Tekkies as Publishers ?

By Po Bronson, author of The First $20 Million Is Always the Hardest a novel about Silicon Valley

This article first appeared in the New York Times on Friday April 11, 1997

SAN FRANCISCO: The trend seems ominous. American Cyercast, the producer of the Web soap opera site The Spot, has filed for bankruptcy protection. Out.com, the on-line version of Out magazine, has shut down for lack of advertising revenue. Politics Now, a joint venture of ABC News, National Journal and The Washington Post, which was one of the Net's busiest sites during the 1996 campaign, no longer exists. And late last month Netguide Live, an on-line Web directory that had nearly 200 employees at its peak, announced it is pulling the plug.

But to look at these setbacks among prominent Web sites and conclude that the Internet is not living up to its promise is like inferring that the computer industry is in trouble because nobody's buying computers from Wang, Commodore or Kaypro. In an odd way, these Web casualties are an indication of the Intenet's new maturity and profitability.

To understand the Web's growing pains, one must remember that many of the first developers of the sites were engineers, computer programers and others from the high-tech industry. To them, the Web was an enticing fantasy, a chance to unleash a repressed artistic side. They hoped to take their furious Email rants and publish them as columns and to use their programing skills to make Web pages look cool.

Unfortunately, these engineers-turned-cultural-arbiters also brought with them the software industry's expectations for compensation: Trade 18 months of hard work at low pay for stock options, and soon enough you'll get rich or move on to something new. They neglected one reality of the industry providing the "content" for new and old media: Cultural arbiters - most writers, editors and illustrators earn relatively little and rarely make a fast buck.

The engineers didn't understand that sites are more like magazines than software companies, and that a new magazine is considered a success if it turns a profit within five years. The Spot is a case in point. It had been modestly successful before TCI and Intel became big investors and they tried to morph it into a network of shows, watering down the content until even the core audience abandoned it.

Too many failed sites, like Netguide, tried to operate along Silicon Valley norms - 8,000 square-foot offices and staffs so large that workers Stopped saying "hi" in the halls. Most companies that have succeeded on this scale - like Yahoo, provider of a leading Internet search engine, and Netscape, maker of the most popular browser - are really part of the Web's infrastructure. And even Yahoo, which has been around from the beginning, just turned its first profit in the final quarter of 1996.

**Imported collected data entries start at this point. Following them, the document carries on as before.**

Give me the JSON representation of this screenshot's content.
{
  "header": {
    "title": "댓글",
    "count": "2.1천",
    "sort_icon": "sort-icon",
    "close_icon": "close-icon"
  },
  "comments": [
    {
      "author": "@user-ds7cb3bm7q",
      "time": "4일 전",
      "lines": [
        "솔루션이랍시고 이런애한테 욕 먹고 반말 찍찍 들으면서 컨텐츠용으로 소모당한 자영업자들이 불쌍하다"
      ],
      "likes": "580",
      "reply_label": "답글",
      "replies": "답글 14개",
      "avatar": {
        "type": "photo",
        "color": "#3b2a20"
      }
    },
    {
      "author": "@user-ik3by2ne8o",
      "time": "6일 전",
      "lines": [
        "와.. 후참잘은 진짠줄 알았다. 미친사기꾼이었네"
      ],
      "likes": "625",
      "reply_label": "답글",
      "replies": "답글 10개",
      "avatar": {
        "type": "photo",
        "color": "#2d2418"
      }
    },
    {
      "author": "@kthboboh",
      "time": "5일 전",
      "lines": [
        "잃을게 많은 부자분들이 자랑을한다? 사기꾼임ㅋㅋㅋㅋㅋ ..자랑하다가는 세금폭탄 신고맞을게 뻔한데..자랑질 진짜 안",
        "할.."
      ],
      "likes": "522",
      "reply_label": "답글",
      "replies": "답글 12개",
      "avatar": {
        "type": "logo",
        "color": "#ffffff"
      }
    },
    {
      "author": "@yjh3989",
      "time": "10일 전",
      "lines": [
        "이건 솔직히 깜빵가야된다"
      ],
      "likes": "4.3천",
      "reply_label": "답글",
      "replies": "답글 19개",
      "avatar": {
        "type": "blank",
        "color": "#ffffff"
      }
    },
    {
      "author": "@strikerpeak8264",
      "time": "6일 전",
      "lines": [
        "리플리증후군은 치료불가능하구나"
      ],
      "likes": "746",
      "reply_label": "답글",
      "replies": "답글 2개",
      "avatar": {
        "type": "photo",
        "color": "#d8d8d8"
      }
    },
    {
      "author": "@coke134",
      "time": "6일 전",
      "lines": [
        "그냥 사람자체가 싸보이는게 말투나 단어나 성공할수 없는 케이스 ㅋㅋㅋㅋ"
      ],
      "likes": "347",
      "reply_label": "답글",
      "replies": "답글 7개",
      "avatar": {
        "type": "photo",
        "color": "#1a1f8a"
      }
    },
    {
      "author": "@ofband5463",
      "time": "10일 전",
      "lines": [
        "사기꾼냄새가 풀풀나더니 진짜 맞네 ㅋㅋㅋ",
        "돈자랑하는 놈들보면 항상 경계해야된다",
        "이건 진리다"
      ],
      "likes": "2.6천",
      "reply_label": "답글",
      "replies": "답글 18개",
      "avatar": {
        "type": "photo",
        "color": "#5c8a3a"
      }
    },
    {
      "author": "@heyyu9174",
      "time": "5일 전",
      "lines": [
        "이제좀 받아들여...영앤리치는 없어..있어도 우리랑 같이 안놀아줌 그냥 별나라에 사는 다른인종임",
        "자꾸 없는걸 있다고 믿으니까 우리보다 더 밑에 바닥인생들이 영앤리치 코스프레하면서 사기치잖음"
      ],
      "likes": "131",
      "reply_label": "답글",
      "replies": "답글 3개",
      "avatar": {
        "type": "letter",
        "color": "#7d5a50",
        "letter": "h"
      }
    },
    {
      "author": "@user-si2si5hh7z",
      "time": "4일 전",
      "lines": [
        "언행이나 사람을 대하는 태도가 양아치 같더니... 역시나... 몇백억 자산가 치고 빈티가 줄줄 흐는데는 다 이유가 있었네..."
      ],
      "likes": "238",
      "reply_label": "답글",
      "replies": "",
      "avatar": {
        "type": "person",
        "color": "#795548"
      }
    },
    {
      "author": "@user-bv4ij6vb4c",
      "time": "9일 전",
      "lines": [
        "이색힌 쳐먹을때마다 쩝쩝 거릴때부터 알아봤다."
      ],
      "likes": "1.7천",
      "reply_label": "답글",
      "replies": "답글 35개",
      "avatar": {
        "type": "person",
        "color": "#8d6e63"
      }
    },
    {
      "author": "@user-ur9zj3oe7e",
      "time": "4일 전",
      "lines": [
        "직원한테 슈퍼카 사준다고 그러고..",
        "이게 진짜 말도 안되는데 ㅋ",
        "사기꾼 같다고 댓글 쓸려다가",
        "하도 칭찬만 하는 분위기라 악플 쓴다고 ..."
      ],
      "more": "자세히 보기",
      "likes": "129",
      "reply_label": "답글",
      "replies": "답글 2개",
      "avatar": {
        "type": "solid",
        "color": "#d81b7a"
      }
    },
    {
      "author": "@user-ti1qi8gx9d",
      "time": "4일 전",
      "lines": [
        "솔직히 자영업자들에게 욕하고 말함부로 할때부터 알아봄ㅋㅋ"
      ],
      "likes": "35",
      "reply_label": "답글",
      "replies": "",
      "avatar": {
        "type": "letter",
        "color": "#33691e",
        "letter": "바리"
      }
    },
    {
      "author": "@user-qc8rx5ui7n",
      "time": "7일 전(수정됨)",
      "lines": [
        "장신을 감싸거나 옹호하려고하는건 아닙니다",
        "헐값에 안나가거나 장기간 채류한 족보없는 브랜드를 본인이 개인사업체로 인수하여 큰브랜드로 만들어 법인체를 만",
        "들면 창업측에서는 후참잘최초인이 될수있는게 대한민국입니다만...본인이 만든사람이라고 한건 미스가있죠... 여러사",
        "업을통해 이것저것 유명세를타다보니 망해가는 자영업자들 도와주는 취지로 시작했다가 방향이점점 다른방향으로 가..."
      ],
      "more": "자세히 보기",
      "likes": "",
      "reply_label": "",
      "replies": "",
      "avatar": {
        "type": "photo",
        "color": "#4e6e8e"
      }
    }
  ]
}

With money not so easy to come by, Web sites are learning how to practice sustainable economics. The on-line magazine Salon, for example, has been building readership steadily for two years, yet doesn't expect profits until the fifth year. Some promising small sites are no longer even chasing advertisers, hooking up instead with a handful of long-term sponsors and even creating promotional events for them. Riotgrrl.com, a biweekly Web. zine for young women, has partnerships with Squeeze Jeans, the on-line bookseller Bookzone and the computer store Cyberian Outpost.

The good news for the Web is that ad revenues are still growing, although advertisers are focusing on the top 100 or so sites (buying up lots of space on low-traffic spots was proving inefficient). And although many entertainment-based sites are closing, real-world companies like L. L. Bean are finding that a thriving business with on-line catalogues.

This competition will help the Web because it will punish complacency. The string of failures, far from being an omen of the Web's unprofitability, will likely spur innovation and, most important, frighten away those who are only in it for the quick buck.